DARIO: The ultimate goal of what we do, which we call molecular viticulture, is to be able to control at very fine scale what happens in the berries during, um during the process of ripening and before we harvest them.
I believe that genetics is the key for the future of viticulture.
By improving genotypes, we'll be able to grow better-adaptive varieties.
What elements are you trying to preserve, say, for the most popular varieties like Cabernet sauvignon or Pinot noir? DARIO: So, what my research is trying actually to obtain is an understanding of the genetic basis of Cabernet sauvignon, Pinot noir, and other varieties, so that we can mix them with other traits like drought tolerance, pest resistance, so that those characteristic of Cabernet sauvignon are preserved when they're grown in conditions that are not optimal.
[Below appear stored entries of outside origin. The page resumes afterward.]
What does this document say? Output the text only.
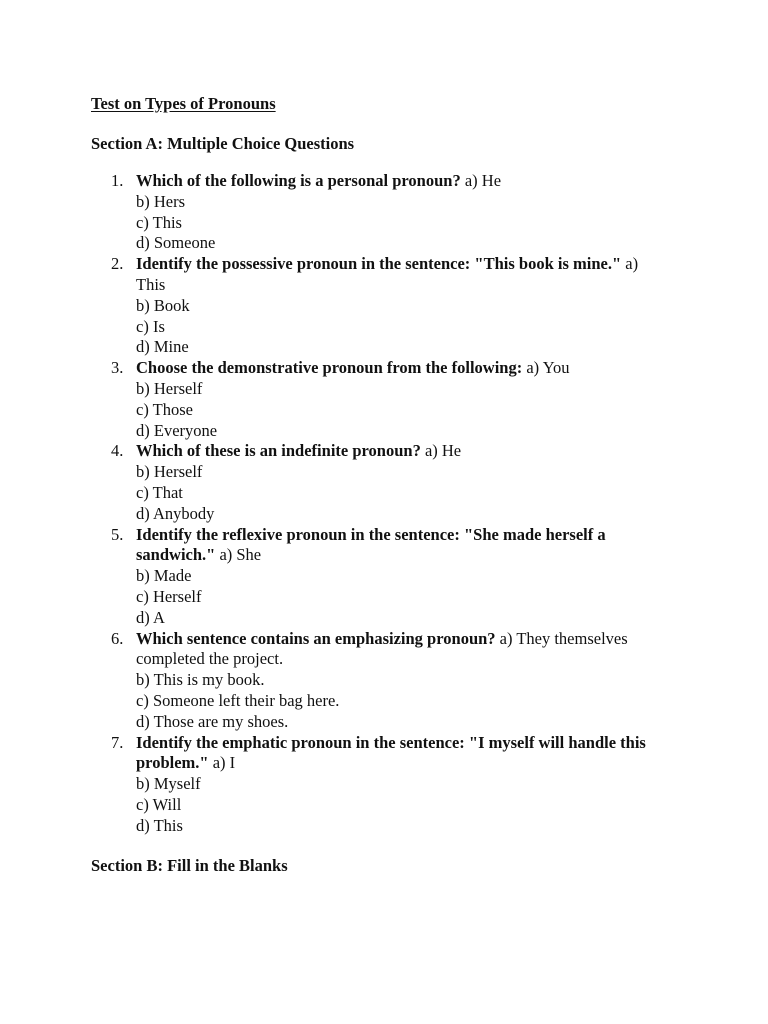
Test on Types of Pronouns
Section A: Multiple Choice Questions
1. Which of the following is a personal pronoun? a) He
b) Hers
c) This
d) Someone
2. Identify the possessive pronoun in the sentence: "This book is mine." a) This
b) Book
c) Is
d) Mine
3. Choose the demonstrative pronoun from the following: a) You
b) Herself
c) Those
d) Everyone
4. Which of these is an indefinite pronoun? a) He
b) Herself
c) That
d) Anybody
5. Identify the reflexive pronoun in the sentence: "She made herself a sandwich." a) She
b) Made
c) Herself
d) A
6. Which sentence contains an emphasizing pronoun? a) They themselves completed the project.
b) This is my book.
c) Someone left their bag here.
d) Those are my shoes.
7. Identify the emphatic pronoun in the sentence: "I myself will handle this problem." a) I
b) Myself
c) Will
d) This
Section B: Fill in the Blanks
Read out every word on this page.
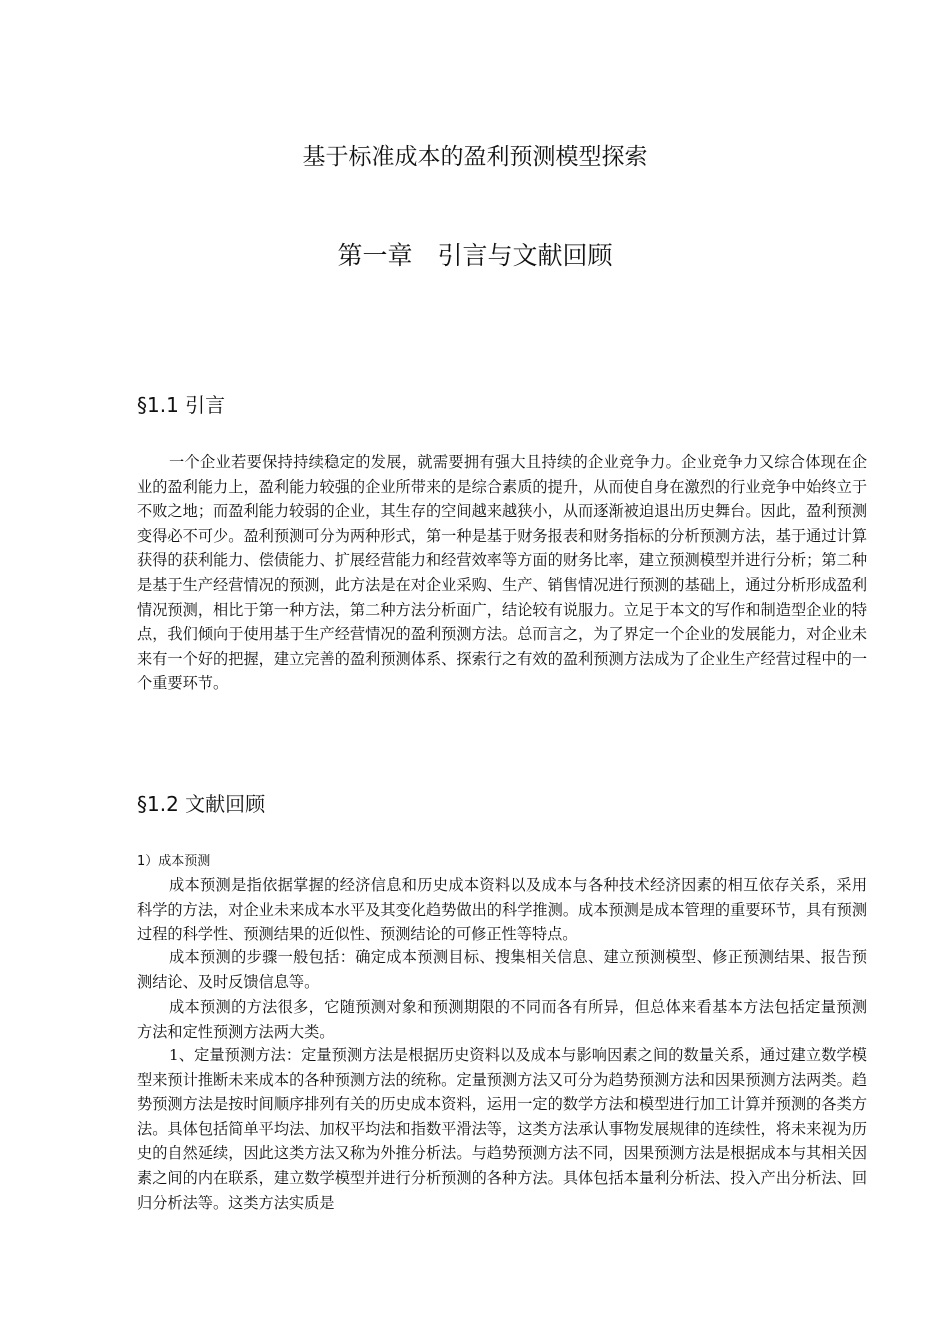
基于标准成本的盈利预测模型探索
第一章　引言与文献回顾
§1.1 引言

一个企业若要保持持续稳定的发展，就需要拥有强大且持续的企业竞争力。企业竞争力又综合体现在企业的盈利能力上，盈利能力较强的企业所带来的是综合素质的提升，从而使自身在激烈的行业竞争中始终立于不败之地；而盈利能力较弱的企业，其生存的空间越来越狭小，从而逐渐被迫退出历史舞台。因此，盈利预测变得必不可少。盈利预测可分为两种形式，第一种是基于财务报表和财务指标的分析预测方法，基于通过计算获得的获利能力、偿债能力、扩展经营能力和经营效率等方面的财务比率，建立预测模型并进行分析；第二种是基于生产经营情况的预测，此方法是在对企业采购、生产、销售情况进行预测的基础上，通过分析形成盈利情况预测，相比于第一种方法，第二种方法分析面广，结论较有说服力。立足于本文的写作和制造型企业的特点，我们倾向于使用基于生产经营情况的盈利预测方法。总而言之，为了界定一个企业的发展能力，对企业未来有一个好的把握，建立完善的盈利预测体系、探索行之有效的盈利预测方法成为了企业生产经营过程中的一个重要环节。

§1.2 文献回顾
1）成本预测

成本预测是指依据掌握的经济信息和历史成本资料以及成本与各种技术经济因素的相互依存关系，采用科学的方法，对企业未来成本水平及其变化趋势做出的科学推测。成本预测是成本管理的重要环节，具有预测过程的科学性、预测结果的近似性、预测结论的可修正性等特点。

成本预测的步骤一般包括：确定成本预测目标、搜集相关信息、建立预测模型、修正预测结果、报告预测结论、及时反馈信息等。

成本预测的方法很多，它随预测对象和预测期限的不同而各有所异，但总体来看基本方法包括定量预测方法和定性预测方法两大类。

1、定量预测方法：定量预测方法是根据历史资料以及成本与影响因素之间的数量关系，通过建立数学模型来预计推断未来成本的各种预测方法的统称。定量预测方法又可分为趋势预测方法和因果预测方法两类。趋势预测方法是按时间顺序排列有关的历史成本资料，运用一定的数学方法和模型进行加工计算并预测的各类方法。具体包括简单平均法、加权平均法和指数平滑法等，这类方法承认事物发展规律的连续性，将未来视为历史的自然延续，因此这类方法又称为外推分析法。与趋势预测方法不同，因果预测方法是根据成本与其相关因素之间的内在联系，建立数学模型并进行分析预测的各种方法。具体包括本量利分析法、投入产出分析法、回归分析法等。这类方法实质是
GIANNA: As more industries feel the impact of a warming climate, how we address this problem today could influence the future of all agriculture.
Obviously, your focus right now is on wine, but is there sort of a bigger-picture application to this in agriculture? There are other industries as large as the wine grape industry that will face the same issues.
Think about chocolate.
Think about coffee.
So, what we learn in terms of that ability and improvement for grapes can be applied to other crops.
Being climate-change responsive is to be able to have the best genetic material for every region in the world.
We need to cultivate the best adaptive varieties to a certain climate, and that's clear.
The sooner we realize that there is a problem, the sooner we will have a solution, and there are solutions.